Inclusion of GC content?

jorainer / ensembldb

This is the ensembldb development repository.

https://jorainer.github.io/ensembldb

33 stars 10 forks source link

Inclusion of GC content? #103

Closed smped closed 4 years ago

smped commented 4 years ago

Hi, Thanks for maintaining all of this. Give that GC content is pretty commonly recalculated locally by numerous researchers, and that this will be a fixed value for a given ensembl release. Is it worth including this as one of the standard mcols() when calling transcripts() or genes() on an EnsDb object. I can imagine it being (relatively) trivial to implement whilst building packages, and would be very useful. Thanks

jorainer commented 4 years ago

Thanks for the suggestion @steveped . I'll have a look if I can extract that from the Ensembl core databases.
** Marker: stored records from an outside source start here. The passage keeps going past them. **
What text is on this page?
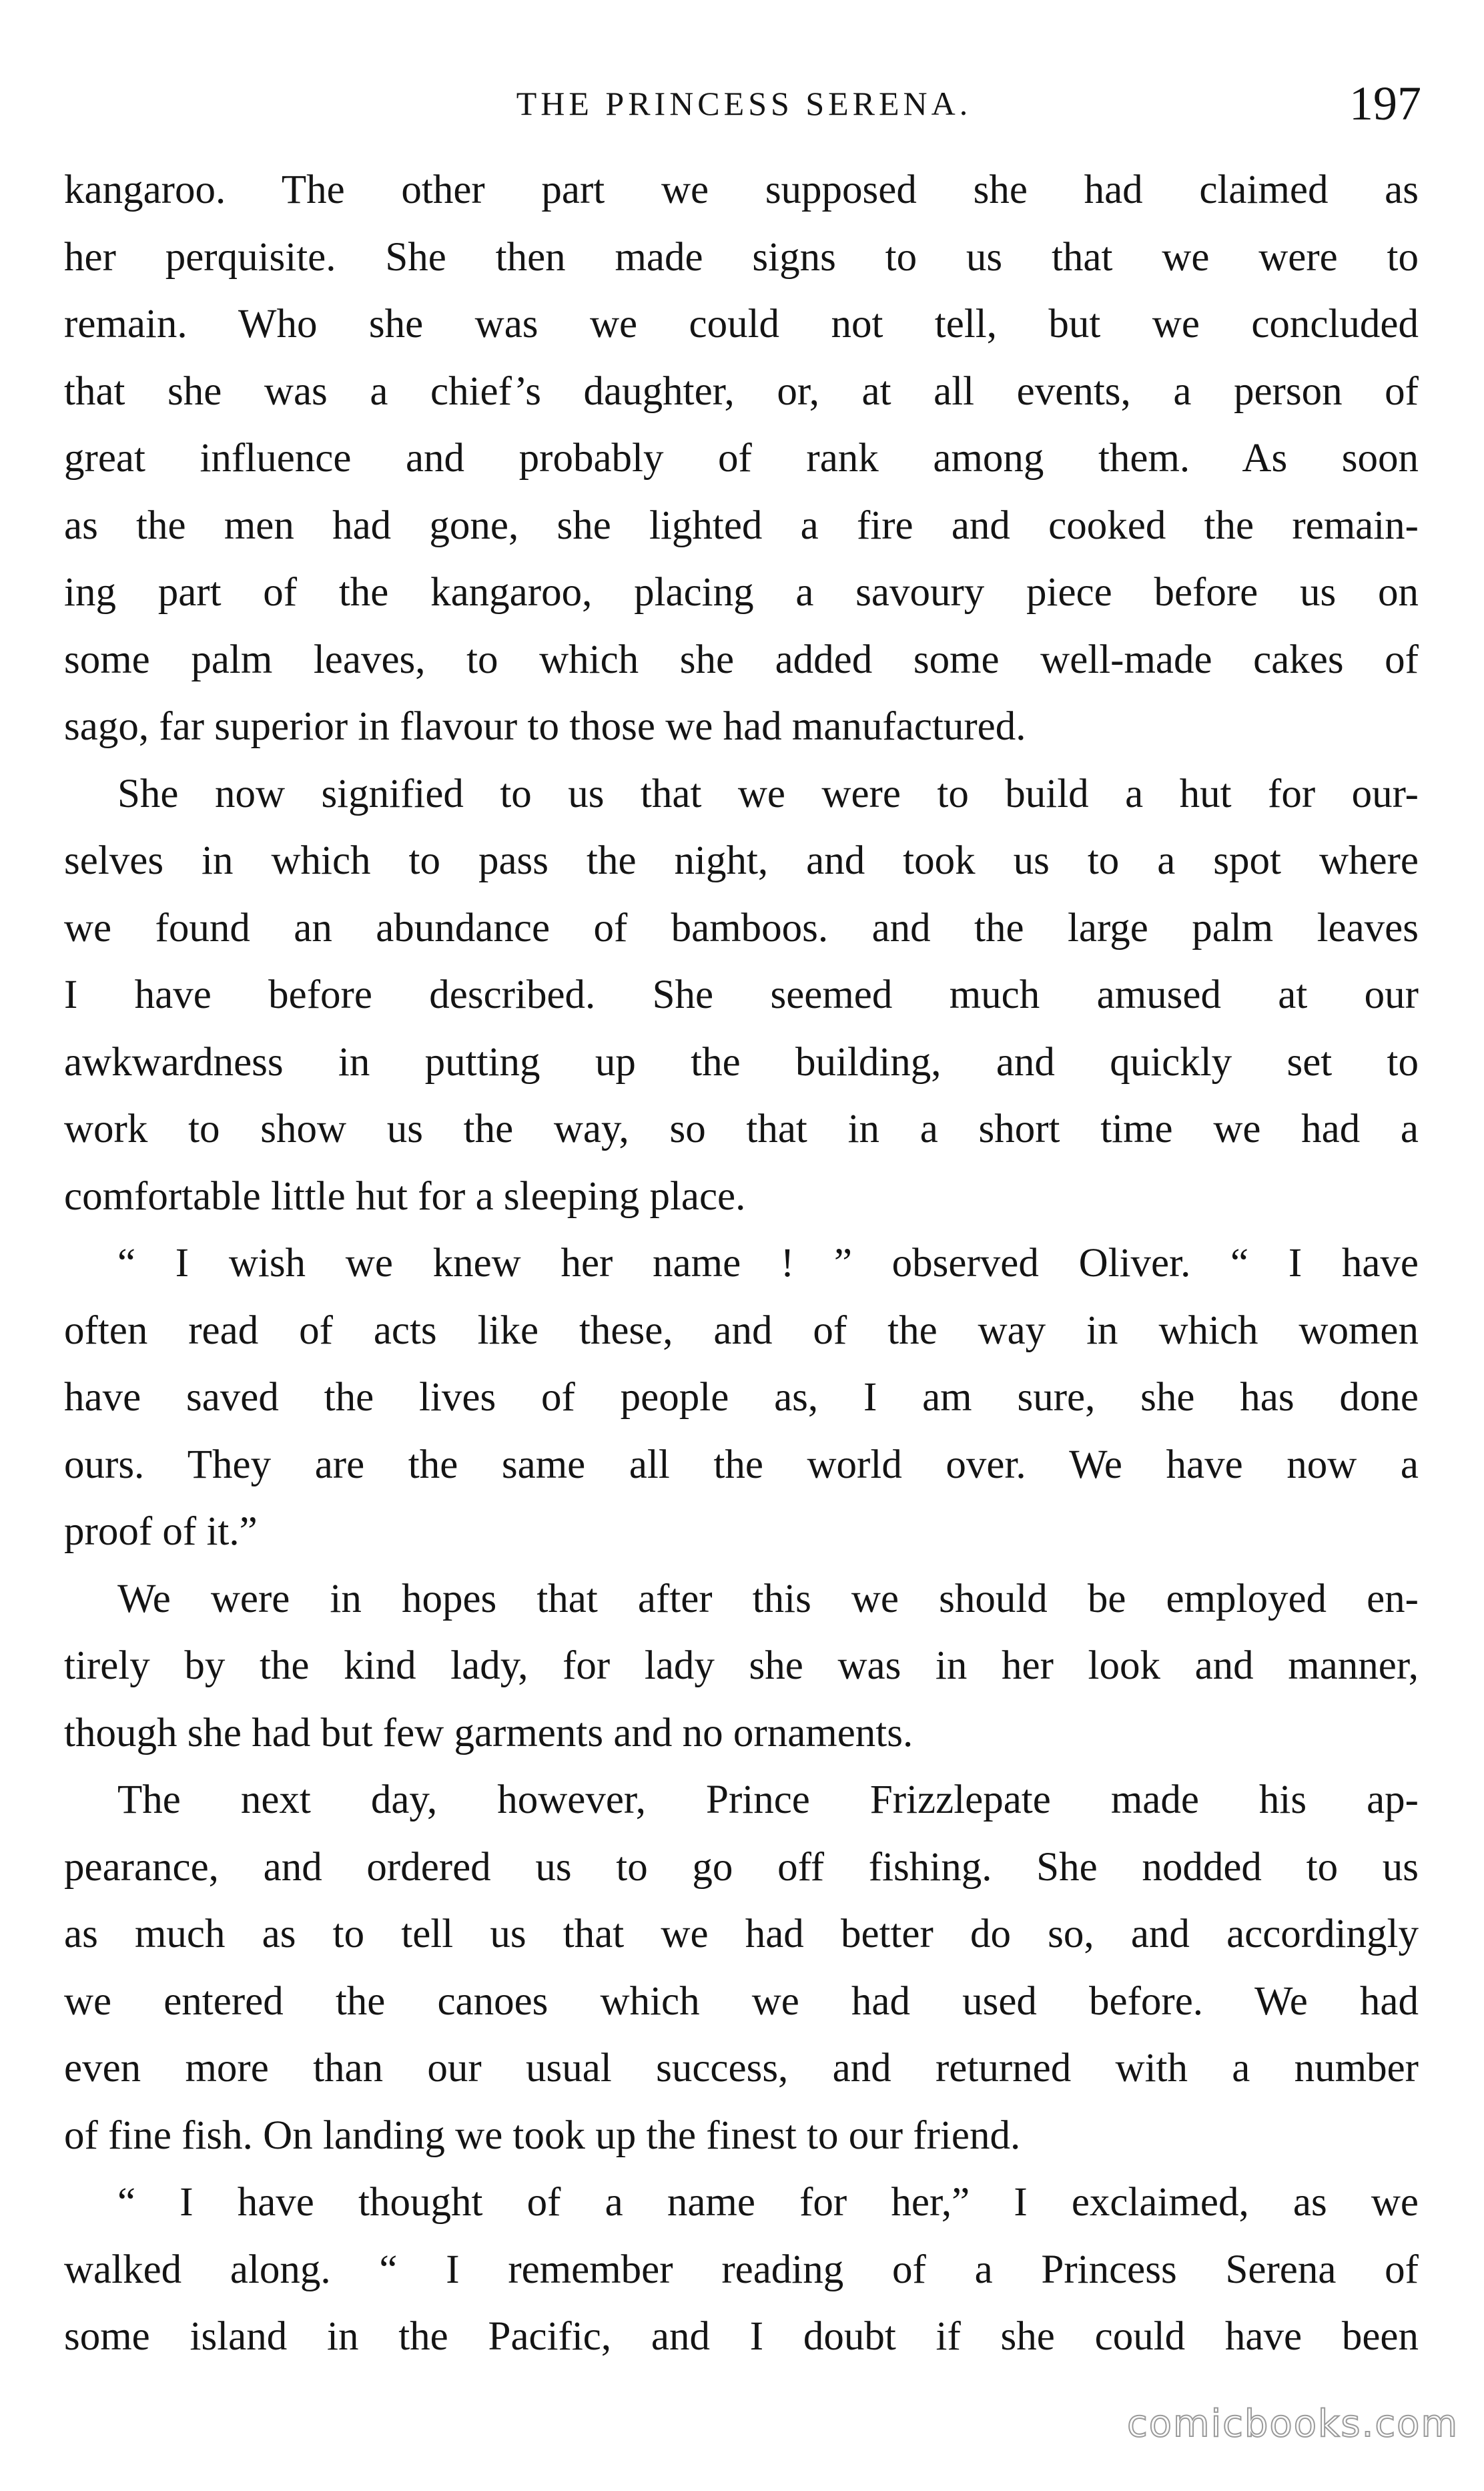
THE PRINCESS SERENA.	197
kangaroo. The other part we supposed she had claimed as
her perquisite. She then made signs to us that we were to
remain. Who she was we could not tell, but we concluded
that she was a chief’s daughter, or, at all events, a person of
great influence and probably of rank among them. As soon
as the men had gone, she lighted a fire and cooked the remain-
ing part of the kangaroo, placing a savoury piece before us on
some palm leaves, to which she added some well-made cakes of
sago, far superior in flavour to those we had manufactured.
She now signified to us that we were to build a hut for our-
selves in which to pass the night, and took us to a spot where
we found an abundance of bamboos. and the large palm leaves
I have before described. She seemed much amused at our
awkwardness in putting up the building, and quickly set to
work to show us the way, so that in a short time we had a
comfortable little hut for a sleeping place.
“ I wish we knew her name ! ” observed Oliver. “ I have
often read of acts like these, and of the way in which women
have saved the lives of people as, I am sure, she has done
ours. They are the same all the world over. We have now a
proof of it.”
We were in hopes that after this we should be employed en-
tirely by the kind lady, for lady she was in her look and manner,
though she had but few garments and no ornaments.
The next day, however, Prince Frizzlepate made his ap-
pearance, and ordered us to go off fishing. She nodded to us
as much as to tell us that we had better do so, and accordingly
we entered the canoes which we had used before. We had
even more than our usual success, and returned with a number
of fine fish. On landing we took up the finest to our friend.
“ I have thought of a name for her,” I exclaimed, as we
walked along. “ I remember reading of a Princess Serena of
some island in the Pacific, and I doubt if she could have been
comicbooks.com
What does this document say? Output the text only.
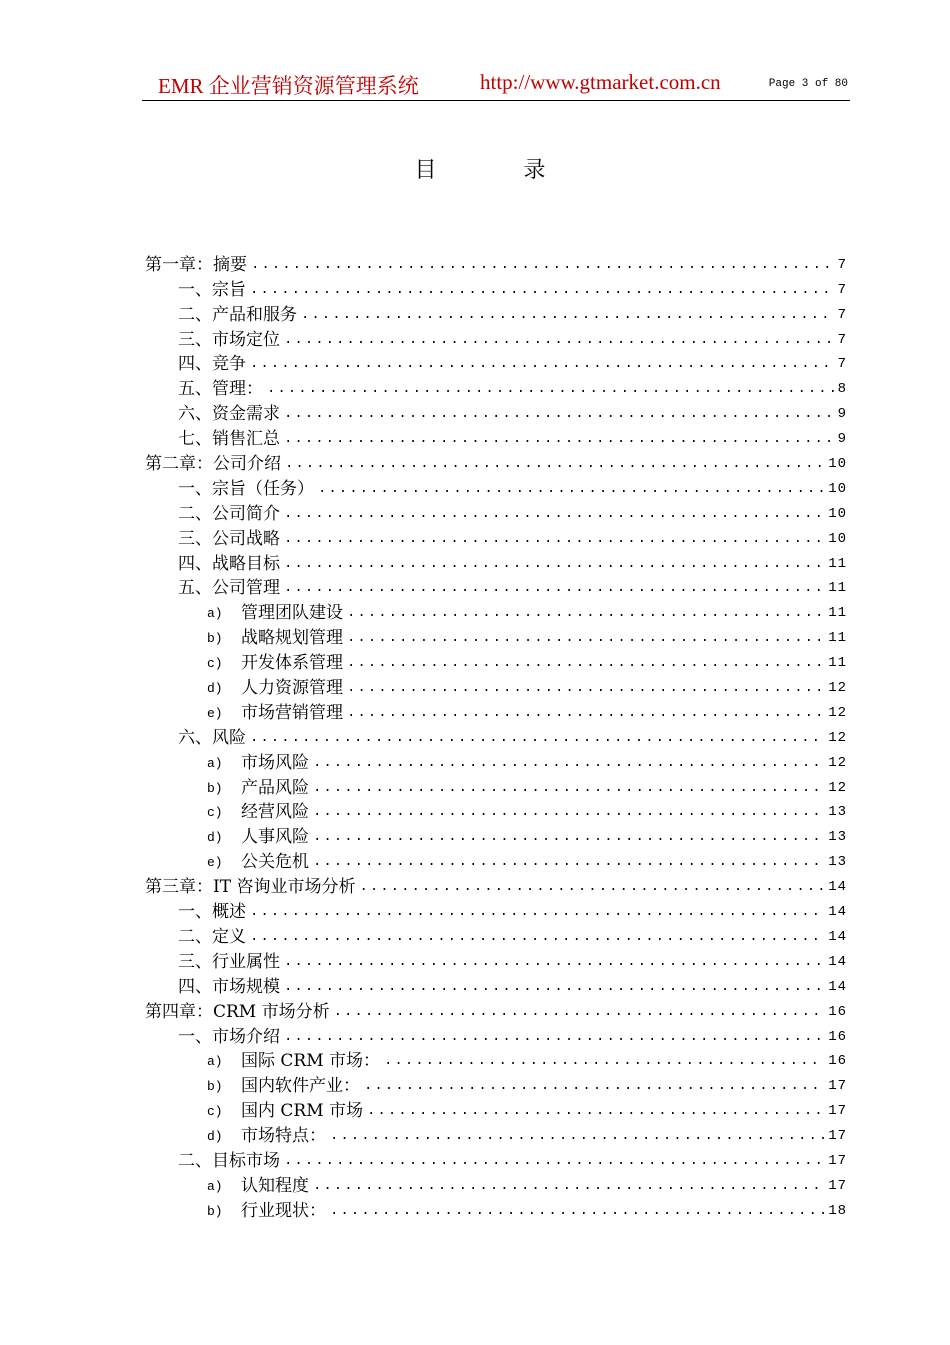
EMR 企业营销资源管理系统	http://www.gtmarket.com.cn	Page 3 of 80
目 录
第一章：摘要 .....	7
一、宗旨 .....	7
二、产品和服务 .....	7
三、市场定位 .....	7
四、竞争 .....	7
五、管理： .....	8
六、资金需求 .....	9
七、销售汇总 .....	9
第二章：公司介绍 .....	10
一、宗旨（任务） .....	10
二、公司简介 .....	10
三、公司战略 .....	10
四、战略目标 .....	11
五、公司管理 .....	11
a)	管理团队建设 .....	11
b)	战略规划管理 .....	11
c)	开发体系管理 .....	11
d)	人力资源管理 .....	12
e)	市场营销管理 .....	12
六、风险 .....	12
a)	市场风险 .....	12
b)	产品风险 .....	12
c)	经营风险 .....	13
d)	人事风险 .....	13
e)	公关危机 .....	13
第三章：IT 咨询业市场分析 .....	14
一、概述 .....	14
二、定义 .....	14
三、行业属性 .....	14
四、市场规模 .....	14
第四章：CRM 市场分析 .....	16
一、市场介绍 .....	16
a)	国际 CRM 市场： .....	16
b)	国内软件产业： .....	17
c)	国内 CRM 市场 .....	17
d)	市场特点： .....	17
二、目标市场 .....	17
a)	认知程度 .....	17
b)	行业现状： .....	18
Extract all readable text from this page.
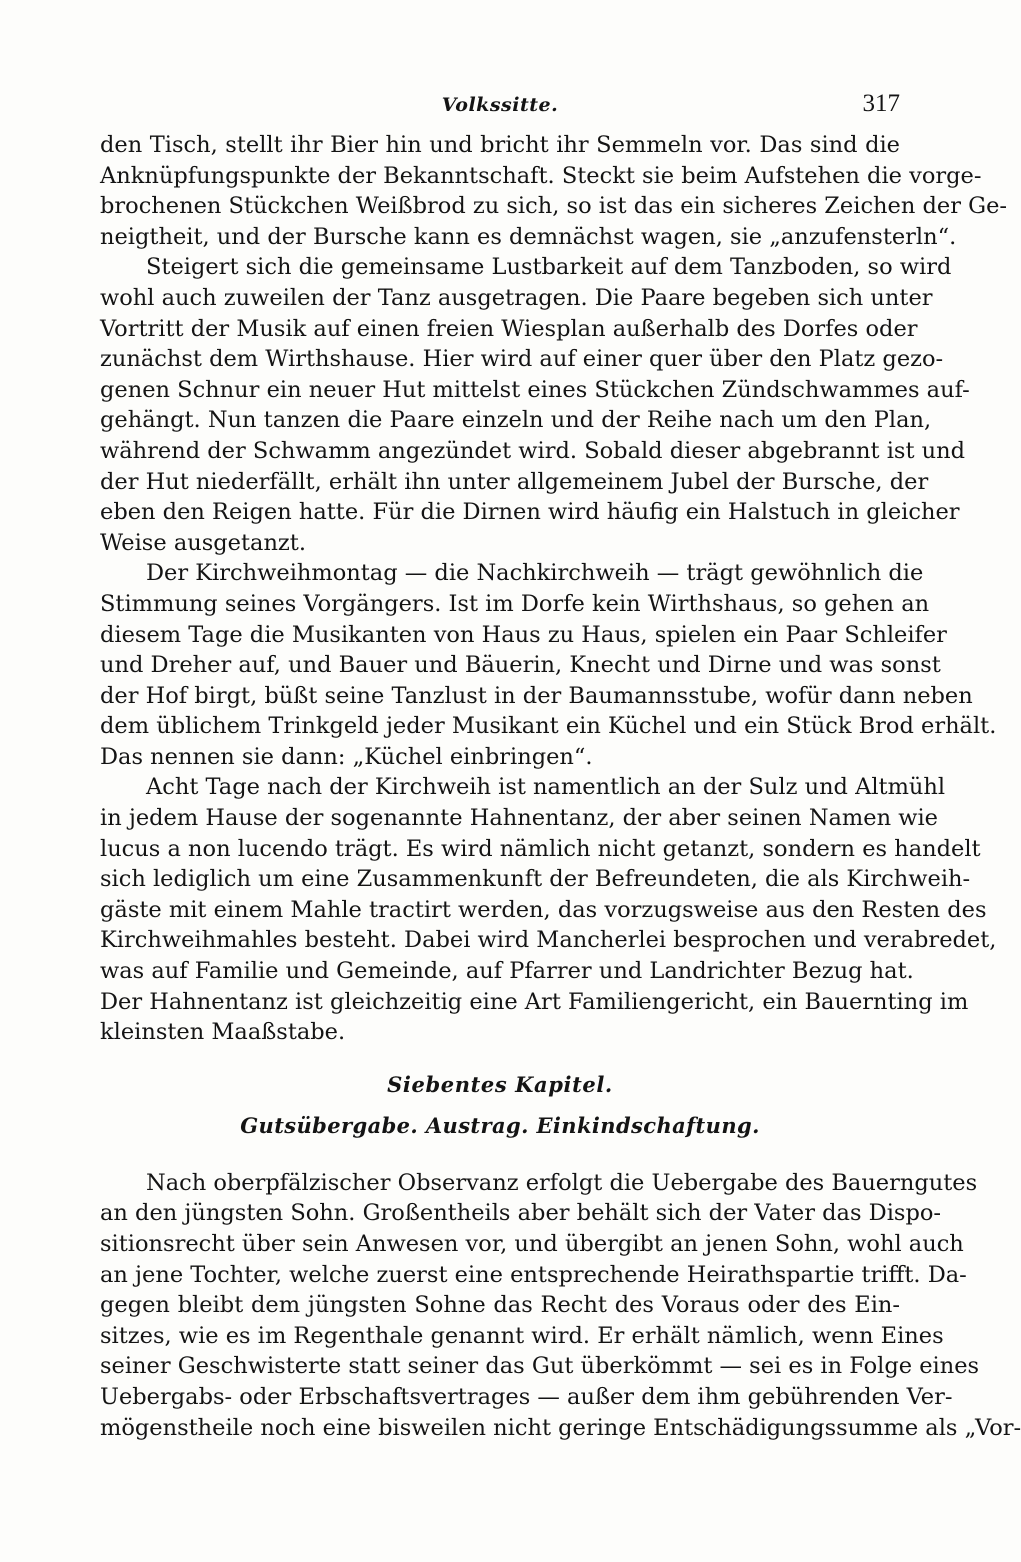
Volkssitte.	317
den Tisch, stellt ihr Bier hin und bricht ihr Semmeln vor. Das sind die
Anknüpfungspunkte der Bekanntschaft. Steckt sie beim Aufstehen die vorge-
brochenen Stückchen Weißbrod zu sich, so ist das ein sicheres Zeichen der Ge-
neigtheit, und der Bursche kann es demnächst wagen, sie „anzufensterln“.
Steigert sich die gemeinsame Lustbarkeit auf dem Tanzboden, so wird
wohl auch zuweilen der Tanz ausgetragen. Die Paare begeben sich unter
Vortritt der Musik auf einen freien Wiesplan außerhalb des Dorfes oder
zunächst dem Wirthshause. Hier wird auf einer quer über den Platz gezo-
genen Schnur ein neuer Hut mittelst eines Stückchen Zündschwammes auf-
gehängt. Nun tanzen die Paare einzeln und der Reihe nach um den Plan,
während der Schwamm angezündet wird. Sobald dieser abgebrannt ist und
der Hut niederfällt, erhält ihn unter allgemeinem Jubel der Bursche, der
eben den Reigen hatte. Für die Dirnen wird häufig ein Halstuch in gleicher
Weise ausgetanzt.
Der Kirchweihmontag — die Nachkirchweih — trägt gewöhnlich die
Stimmung seines Vorgängers. Ist im Dorfe kein Wirthshaus, so gehen an
diesem Tage die Musikanten von Haus zu Haus, spielen ein Paar Schleifer
und Dreher auf, und Bauer und Bäuerin, Knecht und Dirne und was sonst
der Hof birgt, büßt seine Tanzlust in der Baumannsstube, wofür dann neben
dem üblichem Trinkgeld jeder Musikant ein Küchel und ein Stück Brod erhält.
Das nennen sie dann: „Küchel einbringen“.
Acht Tage nach der Kirchweih ist namentlich an der Sulz und Altmühl
in jedem Hause der sogenannte Hahnentanz, der aber seinen Namen wie
lucus a non lucendo trägt. Es wird nämlich nicht getanzt, sondern es handelt
sich lediglich um eine Zusammenkunft der Befreundeten, die als Kirchweih-
gäste mit einem Mahle tractirt werden, das vorzugsweise aus den Resten des
Kirchweihmahles besteht. Dabei wird Mancherlei besprochen und verabredet,
was auf Familie und Gemeinde, auf Pfarrer und Landrichter Bezug hat.
Der Hahnentanz ist gleichzeitig eine Art Familiengericht, ein Bauernting im
kleinsten Maaßstabe.
Siebentes Kapitel.
Gutsübergabe. Austrag. Einkindschaftung.
Nach oberpfälzischer Observanz erfolgt die Uebergabe des Bauerngutes
an den jüngsten Sohn. Großentheils aber behält sich der Vater das Dispo-
sitionsrecht über sein Anwesen vor, und übergibt an jenen Sohn, wohl auch
an jene Tochter, welche zuerst eine entsprechende Heirathspartie trifft. Da-
gegen bleibt dem jüngsten Sohne das Recht des Voraus oder des Ein-
sitzes, wie es im Regenthale genannt wird. Er erhält nämlich, wenn Eines
seiner Geschwisterte statt seiner das Gut überkömmt — sei es in Folge eines
Uebergabs- oder Erbschaftsvertrages — außer dem ihm gebührenden Ver-
mögenstheile noch eine bisweilen nicht geringe Entschädigungssumme als „Vor-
That would be the simple and straight forward solution.

jorainer commented 4 years ago

Actually, what will be more interesting, the GC count or the GC content (i.e. GC count / transcript length)?

jorainer commented 4 years ago

I checked the GC content that I got during database creation (using perl and the Ensembl API) with the one I would get using Biostrings and the transcript sequences in R and they are identical.

What remains to do is to document the new feature.

smped commented 4 years ago

Hi @jorainer.

Thanks for chasing this so quickly! That sounds great. We tried building a few objects for our own use last week & over the weekend, but noticed a few transcripts were missing from some of the fa.gz files we pulled directly from Ensembl. They're up here (https://uofabioinformaticshub.github.io/Ensembl_GC/) but I think having these values put straight into an EnsDb object is a far better solution.

To answer your earlier question, I don't think it matters if it's a percentage GC or actual count at the transcript-level, as we can easily get each from the other just using transcript length.

jorainer commented 4 years ago

I'm providing now the GC content as a percentage. These values are calculated directly on the sequences obtained from the Ensembl core database (see code https://github.com/jorainer/ensembldb/commit/d0af53a70b58feee20e7fc2662a80bb59610ae7d#diff-1f085737cfe97764c3ca0e8138993b3bR278-R280) and stored into a column "gc_content" in the transcript table.

I'm currently re-building all EnsDb objects for release 98 and will then push these new ones to AnnotationHub - will take some more days to complete tough (generation is now also slower because of the sequence retrieval :) ). I'll let you know when everything is done.

jorainer commented 4 years ago

They are now added to AnnotationHub - see also https://support.bioconductor.org/p/126708/

Closing the issue - feel free to reopen if needed.